Ultragenyx Pharmaceutical Inc. and Mereo BioPharma Group plc announced data from the dose-selection Phase 2 portion of the Phase 2/3 Orbit study showing that setrusumab rapidly induced bone production in OI-affected patients. Across all patients evaluated setrusumab demonstrated statistically significant increases in levels of serum P1NP, a sensitive marker of bone formation, and a substantial and significant improvement in bone mineral density (BMD) by 3 months. The rate of increasing bone mineralization we're observing on DXA scans is striking, unlike anything I have typically seen with bisphosphonate therapy.

This increase in bone mass underscores the potential to make denser and stronger bone, said Gary Gottesman, M.D., Professor of Pediatrics and Medicine, Washington University School of Medicine. As of the data cut off, serum P1NP levels through at least 1 month of treatment were available from all 24 patients enrolled in Orbit and demonstrated that treatment with setrusumab significantly increased serum P1NP in both dosing cohorts, peaking at one to two weeks and again, as expected, after the 2-month dosing timepoint. In the 20 mg/kg cohort, there was a mean serum P1NP increase of 57% from baseline over the first month.

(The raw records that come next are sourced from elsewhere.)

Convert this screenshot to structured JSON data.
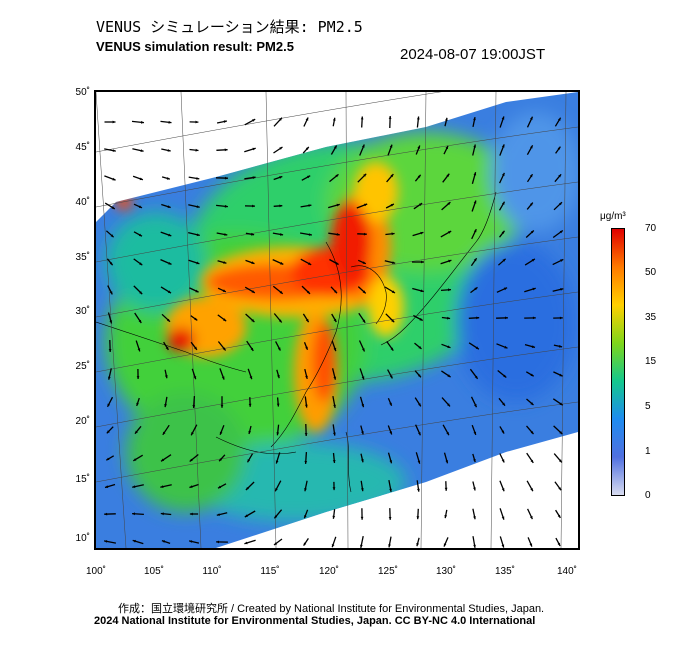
{
  "header": {
    "title_jp": "VENUS シミュレーション結果: PM2.5",
    "title_en": "VENUS simulation result: PM2.5",
    "timestamp": "2024-08-07 19:00JST"
  },
  "map": {
    "latitude_labels": [
      "50˚",
      "45˚",
      "40˚",
      "35˚",
      "30˚",
      "25˚",
      "20˚",
      "15˚",
      "10˚"
    ],
    "longitude_labels": [
      "100˚",
      "105˚",
      "110˚",
      "115˚",
      "120˚",
      "125˚",
      "130˚",
      "135˚",
      "140˚"
    ],
    "field": "PM2.5 concentration with wind vectors"
  },
  "colorbar": {
    "unit": "μg/m³",
    "ticks": [
      "70",
      "50",
      "35",
      "15",
      "5",
      "1",
      "0"
    ],
    "colors": [
      "#e00000",
      "#ff7a00",
      "#ffd000",
      "#7fd61a",
      "#14c88c",
      "#1e8cf0",
      "#5070e0",
      "#d8dcf0"
    ]
  },
  "footer": {
    "credit_line": "作成：国立環境研究所 / Created by National Institute for Environmental Studies, Japan.",
    "license_line": "2024 National Institute for Environmental Studies, Japan. CC BY-NC 4.0 International"
  }
}
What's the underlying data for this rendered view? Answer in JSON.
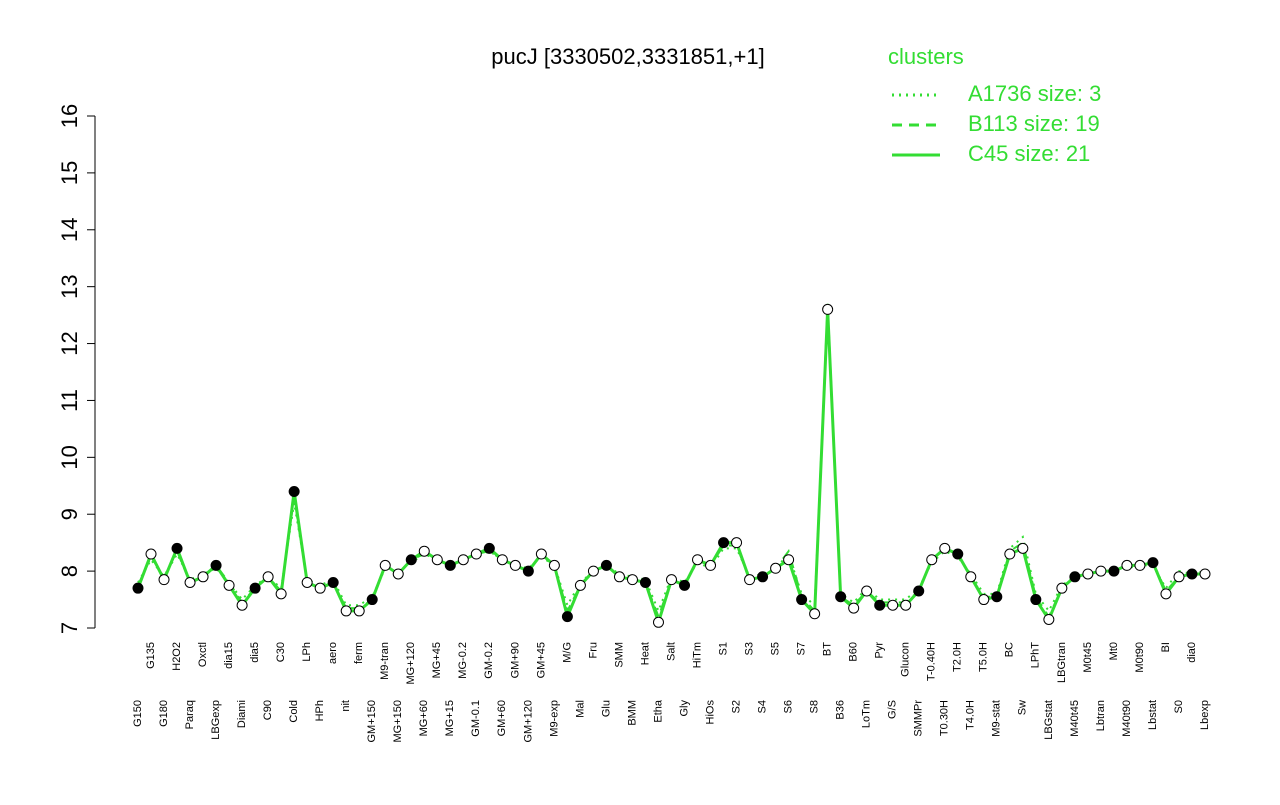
{
  "chart_data": {
    "type": "line",
    "title": "pucJ [3330502,3331851,+1]",
    "legend_title": "clusters",
    "legend_position": "top-right",
    "ylim": [
      7,
      16
    ],
    "yticks": [
      7,
      8,
      9,
      10,
      11,
      12,
      13,
      14,
      15,
      16
    ],
    "categories": [
      "G150",
      "G135",
      "G180",
      "H2O2",
      "Paraq",
      "Oxctl",
      "LBGexp",
      "dia15",
      "Diami",
      "dia5",
      "C90",
      "C30",
      "Cold",
      "LPh",
      "HPh",
      "aero",
      "nit",
      "ferm",
      "GM+150",
      "M9-tran",
      "MG+150",
      "MG+120",
      "MG+60",
      "MG+45",
      "MG+15",
      "MG-0.2",
      "GM-0.1",
      "GM-0.2",
      "GM+60",
      "GM+90",
      "GM+120",
      "GM+45",
      "M9-exp",
      "M/G",
      "Mal",
      "Fru",
      "Glu",
      "SMM",
      "BMM",
      "Heat",
      "Etha",
      "Salt",
      "Gly",
      "HiTm",
      "HiOs",
      "S1",
      "S2",
      "S3",
      "S4",
      "S5",
      "S6",
      "S7",
      "S8",
      "BT",
      "B36",
      "B60",
      "LoTm",
      "Pyr",
      "G/S",
      "Glucon",
      "SMMPr",
      "T-0.40H",
      "T0.30H",
      "T2.0H",
      "T4.0H",
      "T5.0H",
      "M9-stat",
      "BC",
      "Sw",
      "LPhT",
      "LBGstat",
      "LBGtran",
      "M40t45",
      "M0t45",
      "Lbtran",
      "Mt0",
      "M40t90",
      "M0t90",
      "Lbstat",
      "BI",
      "S0",
      "dia0",
      "Lbexp"
    ],
    "series": [
      {
        "name": "A1736 size: 3",
        "color": "#33dd33",
        "dash": "dotted",
        "values": [
          7.8,
          8.2,
          7.9,
          8.3,
          7.85,
          7.95,
          8.05,
          7.8,
          7.5,
          7.75,
          7.9,
          7.7,
          9.2,
          7.85,
          7.75,
          7.85,
          7.4,
          7.4,
          7.55,
          8.05,
          8.0,
          8.15,
          8.3,
          8.2,
          8.1,
          8.2,
          8.25,
          8.35,
          8.2,
          8.1,
          8.05,
          8.25,
          8.1,
          7.4,
          7.8,
          8.0,
          8.1,
          7.95,
          7.9,
          7.85,
          7.3,
          7.9,
          7.8,
          8.15,
          8.05,
          8.4,
          8.4,
          7.9,
          7.95,
          8.05,
          8.3,
          7.6,
          7.4,
          12.5,
          7.6,
          7.45,
          7.7,
          7.5,
          7.5,
          7.5,
          7.7,
          8.15,
          8.35,
          8.25,
          7.95,
          7.6,
          7.6,
          8.4,
          8.6,
          7.6,
          7.3,
          7.75,
          7.9,
          7.95,
          8.0,
          8.0,
          8.05,
          8.1,
          8.1,
          7.7,
          8.0,
          7.95,
          8.0
        ]
      },
      {
        "name": "B113 size: 19",
        "color": "#33dd33",
        "dash": "dashed",
        "values": [
          7.75,
          8.25,
          7.9,
          8.35,
          7.8,
          7.9,
          8.1,
          7.8,
          7.45,
          7.7,
          7.9,
          7.65,
          9.3,
          7.8,
          7.7,
          7.8,
          7.35,
          7.35,
          7.5,
          8.1,
          7.95,
          8.2,
          8.3,
          8.2,
          8.1,
          8.2,
          8.3,
          8.35,
          8.2,
          8.1,
          8.0,
          8.3,
          8.1,
          7.3,
          7.75,
          8.0,
          8.1,
          7.9,
          7.85,
          7.8,
          7.2,
          7.85,
          7.75,
          8.2,
          8.1,
          8.45,
          8.45,
          7.85,
          7.9,
          8.05,
          8.35,
          7.55,
          7.3,
          12.7,
          7.55,
          7.4,
          7.65,
          7.45,
          7.45,
          7.45,
          7.65,
          8.2,
          8.4,
          8.3,
          7.9,
          7.55,
          7.55,
          8.35,
          8.5,
          7.55,
          7.2,
          7.7,
          7.9,
          7.95,
          8.0,
          8.0,
          8.1,
          8.1,
          8.15,
          7.65,
          7.9,
          7.95,
          7.95
        ]
      },
      {
        "name": "C45 size: 21",
        "color": "#33dd33",
        "dash": "solid",
        "values": [
          7.7,
          8.3,
          7.85,
          8.4,
          7.8,
          7.9,
          8.1,
          7.75,
          7.4,
          7.7,
          7.9,
          7.6,
          9.4,
          7.8,
          7.7,
          7.8,
          7.3,
          7.3,
          7.5,
          8.1,
          7.95,
          8.2,
          8.35,
          8.2,
          8.1,
          8.2,
          8.3,
          8.4,
          8.2,
          8.1,
          8.0,
          8.3,
          8.1,
          7.2,
          7.75,
          8.0,
          8.1,
          7.9,
          7.85,
          7.8,
          7.1,
          7.85,
          7.75,
          8.2,
          8.1,
          8.5,
          8.5,
          7.85,
          7.9,
          8.05,
          8.2,
          7.5,
          7.25,
          12.6,
          7.55,
          7.35,
          7.65,
          7.4,
          7.4,
          7.4,
          7.65,
          8.2,
          8.4,
          8.3,
          7.9,
          7.5,
          7.55,
          8.3,
          8.4,
          7.5,
          7.15,
          7.7,
          7.9,
          7.95,
          8.0,
          8.0,
          8.1,
          8.1,
          8.15,
          7.6,
          7.9,
          7.95,
          7.95
        ]
      }
    ]
  }
}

Because of the higher baseline P1NP level in younger patients, this represents an approximate 8-fold greater increase in serum P1NP over 1 month in pediatric and adolescent patients when compared to adult OI patients. The absolute effect of setrusumab on increasing serum P1NP over the 1-month period with the 20 mg/kg dose, was approximately 80% of the effect achieved with the 40 mg/kg dose, demonstrating a dose response. Patients on placebo at the 1-month timepoint (n=4) showed no significant change in mean serum P1NP from baseline.

The large increase in BMD observed in the Orbit patient population over the first 3 months was consistent with the rapid increase in serum P1NP levels and was similar to results that took 1 year to achieve in the ASTEROID study in adult OI patients. Lumbar spine BMD data were available in 17 of 24 Orbit patients at the 3-month timepoint. Treatment with setrusumab for 3 months resulted in an increase in lumbar spine BMD from baseline of 9.4% at 20 mg/kg (n=10), which represents a substantial mean change in Z-score of +0.65.

Treatment with 40 mg/kg (n=7) resulted in a 9.8% BMD increase. Patients on placebo at the 3-month timepoint (n=2) showed no significant change in BMD or change in lumbar spine Z-score.